Jonathan Kreisberg ( photo credit unknown)
The ballad "Everything Needs Something" starts off with Stranahan's metronomic drum lines setting the sauntering pace. Kreisberg plays the repeating melody line with sensitivity ala Jim Hall before Clohesy provides a burnish-toned bass solo that struts along, punctuating lines with confidence for several measures. Kreisberg's ES-175 Gibson is his go-to guitar, but on-demand he can modify his sound with electronics that expand his palette of available musical colors. Here, he uses a synth-style device with volume control, that allows him to explore more modern sounds to great effect. Like some other modernists, Kreisberg sparingly uses electronics to create a very clever tonal transition that bridges the cutting edge to the traditional.

"Relativity" has a Pat Metheny feel in the song's melody, drive, and in the attack and tone of Kreisberg's guitar. He modulates his sound to increase tonal interest and he has an impressive ability to stack blisteringly played arpeggios into lush layers of sound, folding them into each other, draping over the sustained melody. It's a sensuous approach that reminds me of layering cloud-like, whisked milk onto a steaming rich, dark espresso. Berjarano's piano work here is dynamic, inventive and cascading in response. Stranahan's roiling drum work follows the music with unfailing aplomb, power, and originality, as Cloheshy's bass impressively anchors the repeating line.

Kreisberg's "Know You Before" is a gorgeous ballad that plays like a romantic waltz. You can almost see a movie scene of two lovers blissfully dancing to the music in a cloud-filled courtyard. Kreisberg's compositional talent is quite fetching and original. The guitarist's melodicism and attack have certainly been touched by predecessors like guitarists Jim Hall and Pat Metheny, but he has his own style and sound, a sound that brings in layers of his prog-rock influences, as he deftly balances the modern with the traditional.
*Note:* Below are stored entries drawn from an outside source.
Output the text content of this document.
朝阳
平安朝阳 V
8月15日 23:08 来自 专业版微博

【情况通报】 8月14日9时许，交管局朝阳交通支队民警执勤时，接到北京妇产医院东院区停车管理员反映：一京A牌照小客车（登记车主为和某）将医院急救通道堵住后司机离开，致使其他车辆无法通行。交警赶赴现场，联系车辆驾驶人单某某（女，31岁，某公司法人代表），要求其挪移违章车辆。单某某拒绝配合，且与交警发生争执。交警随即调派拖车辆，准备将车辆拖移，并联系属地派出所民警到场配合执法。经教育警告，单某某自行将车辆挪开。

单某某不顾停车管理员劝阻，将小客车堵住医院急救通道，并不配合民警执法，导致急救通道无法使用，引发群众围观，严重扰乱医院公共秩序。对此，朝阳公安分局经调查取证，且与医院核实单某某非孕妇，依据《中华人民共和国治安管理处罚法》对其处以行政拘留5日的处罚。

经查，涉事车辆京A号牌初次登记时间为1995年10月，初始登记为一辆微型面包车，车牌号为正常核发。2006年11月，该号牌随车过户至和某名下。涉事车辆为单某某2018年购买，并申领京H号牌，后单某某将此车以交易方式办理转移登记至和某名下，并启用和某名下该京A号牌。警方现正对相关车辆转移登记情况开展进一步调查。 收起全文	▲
"Wild Animals That We've Seen" was first recorded on Kreisberg's Wave Upon Wave from 2014. This composition opens with a solo guitar intro that erupts with ideas before the main, modal-driven melody opens up. Berjerano's playing is explosive, impressive and recalls the intensity of a McCoy Tyner approach. When Kriesberg enters the picture he shreds with speed, confidence, and determination. Stranahan's drums never stop, volcanic and punctuated with fearless accents and boiling muscularity.

The cd closes with the Johnny Green classic "Body And Soul," the guitarist opening the song at his most sensitive. Kriesberg plays unaccompanied, sans effects, and explores the gentle harmonic possibilities of this memorable melody before the band enters the music. Clohesy's bass tone is beautiful, full, warm and carries a slow, languishing pace before he offers a soulful, pensive solo. Stranahan's brushes are gossamer-like with sensitivity. Kreisberg's imagination explores unexpected harmonic trails, interestingly interpreting the music without completely abandoning the familiar melody. How can a group take a revered classic and find a way to modernize it with artistry while retaining its essence? This group can and they brilliantly make it their own.